選單
中文 (繁體)

Copilot hits a legal curb: GitHub’s AI assistant is accused of software piracy. What does this hold for AI?

“What’s yours is mine, and what’s mine is mine” was apparently the principle that guided Microsoft, GitHub, and OpenAI as they were developing Copilot, an AI-powered coding assistant. At least, that is what the class-action lawsuit against the trio implies.

Released in June 2021, Copilot is billed by GitHub as an “AI pair programmer” able to “suggest code and entire functions in real-time”. When fed a natural language prompt, CoPilot answers with blocks of code. It is able to do so thanks to another AI product, Codex, that was developed by OpenAI and is integrated into Copilot. Copilot is available for GitHub programmers in exchange for a subscription fee of $10 per month or $100 per year.

OpenAI trained Copilot on code from publicly accessible GitHub repositories. While Microsoft says that Copilot was trained on “billions of lines of code”, it does not explicitly mention how it stumbled across such a treasure trove. According to the lawsuit, spearheaded by programmer and lawyer Matthew Butterick, that’s where the problem lies.

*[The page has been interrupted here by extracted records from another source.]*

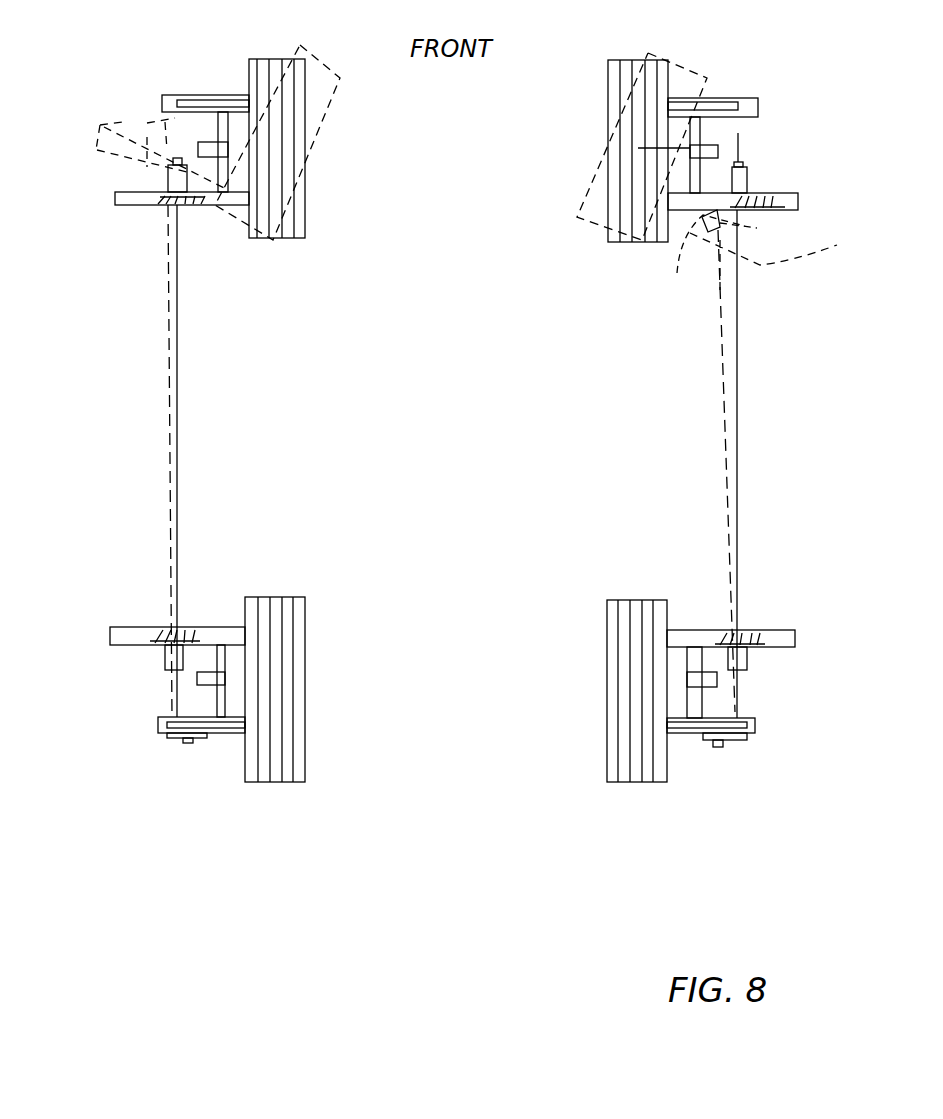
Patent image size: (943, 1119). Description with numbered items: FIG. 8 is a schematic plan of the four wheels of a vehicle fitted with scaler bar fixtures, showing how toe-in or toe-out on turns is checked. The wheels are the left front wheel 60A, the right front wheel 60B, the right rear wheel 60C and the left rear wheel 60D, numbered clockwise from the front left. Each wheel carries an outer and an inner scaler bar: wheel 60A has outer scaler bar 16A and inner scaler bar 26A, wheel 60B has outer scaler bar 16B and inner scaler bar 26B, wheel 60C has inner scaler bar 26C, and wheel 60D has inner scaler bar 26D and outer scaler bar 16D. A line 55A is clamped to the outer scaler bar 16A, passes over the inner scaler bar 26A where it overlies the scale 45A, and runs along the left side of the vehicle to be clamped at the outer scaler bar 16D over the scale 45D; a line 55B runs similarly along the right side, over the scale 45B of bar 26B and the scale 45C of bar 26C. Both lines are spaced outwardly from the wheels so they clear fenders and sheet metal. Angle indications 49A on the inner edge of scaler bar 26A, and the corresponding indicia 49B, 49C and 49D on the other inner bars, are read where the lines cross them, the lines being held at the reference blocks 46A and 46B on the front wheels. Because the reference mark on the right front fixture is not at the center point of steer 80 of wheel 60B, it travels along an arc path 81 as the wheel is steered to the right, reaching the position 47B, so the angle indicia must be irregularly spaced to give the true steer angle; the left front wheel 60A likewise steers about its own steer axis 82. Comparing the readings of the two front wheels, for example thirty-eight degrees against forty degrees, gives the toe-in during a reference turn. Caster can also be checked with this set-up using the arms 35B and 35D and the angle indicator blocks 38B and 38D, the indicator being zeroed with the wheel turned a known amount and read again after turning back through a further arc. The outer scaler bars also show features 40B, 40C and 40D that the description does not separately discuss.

The front left wheel 60A is at (255, 60).
The outer scaler bar 16A is at (162, 97).
The steer axis 82 is at (277, 148).
The scale 45A is at (238, 198).
The reference block 46A is at (168, 178).
The inner scaler bar 26A is at (115, 200).
The angle indications 49A is at (207, 205).
The line 55A is at (166, 342).
The left rear wheel 60D is at (285, 600).
The scale 45D is at (237, 630).
The inner scaler bar 26D is at (112, 628).
The pivot joint D 49D is at (240, 573).
The axle post D 35D is at (227, 677).
The axle block D 38D is at (200, 685).
The outer scaler bar 16D is at (158, 732).
The slot D 40D is at (233, 733).
The right front wheel 60B is at (633, 25).
The outer scaler bar 16B is at (760, 103).
The slot B 40B is at (713, 100).
The axle post B 35B is at (680, 147).
The center point of steer 80 is at (638, 148).
The axle block B 38B is at (743, 155).
The arc path 81 is at (738, 143).
The steered position of reference point 47B is at (747, 163).
The reference block 46B is at (747, 180).
The pivot plate B 45B is at (677, 193).
The pivot joint B 49B is at (767, 200).
The inner scaler bar 26B is at (767, 203).
The line 55B is at (723, 420).
The right rear wheel 60C is at (619, 600).
The pivot plate C 45C is at (685, 640).
The pivot joint C 49C is at (757, 640).
The inner scaler bar 26C is at (797, 628).
The slot C 40C is at (688, 727).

OpenAI is accused of violating the terms of open sources licenses while developing Copilot

The complaint argues that the tool violates open source licenses of GitHub users that Microsoft pledged to respect after buying the platform in 2018. Namely, the lawsuit accuses Copiloit of failing to display copyright information or somehow indicate that its output is derivative, and argues that it is “thereby accomplishing software piracy on an unprecedented scale”. The lawsuit alleges that Copilot “often simply reproduces code that can be traced back to open-source repositories or open-source licensees.”

For its part, OpenAI argues that Codex should be exempted from license requirements because it meets the definition of “transformative fair use.” The company says that the open source code was used as training data “for research purposes” and has never been intended to be included “verbatim” into the output. It goes on to claim that over 99% of Codex’s output “does not match training data.”

But plaintiffs allege that it is exactly what’s happening.

As an example, the complaint mentions Eloquent Javascript book by Marijn Haverbeke, which is licensed under Creative Commons Attribution-Noncommercial license. The code in the book is also licensed under an MIT license. Under the terms of that license, Copilot is required to include a copyright notice and a permission notice, but it does not do so. That is because Copilot has not been trained to follow any license terms by design, the lawsuit says. It then explains in detail how Codex effectively copies code directly from copyrighted sources, including from Haverbeke’s book.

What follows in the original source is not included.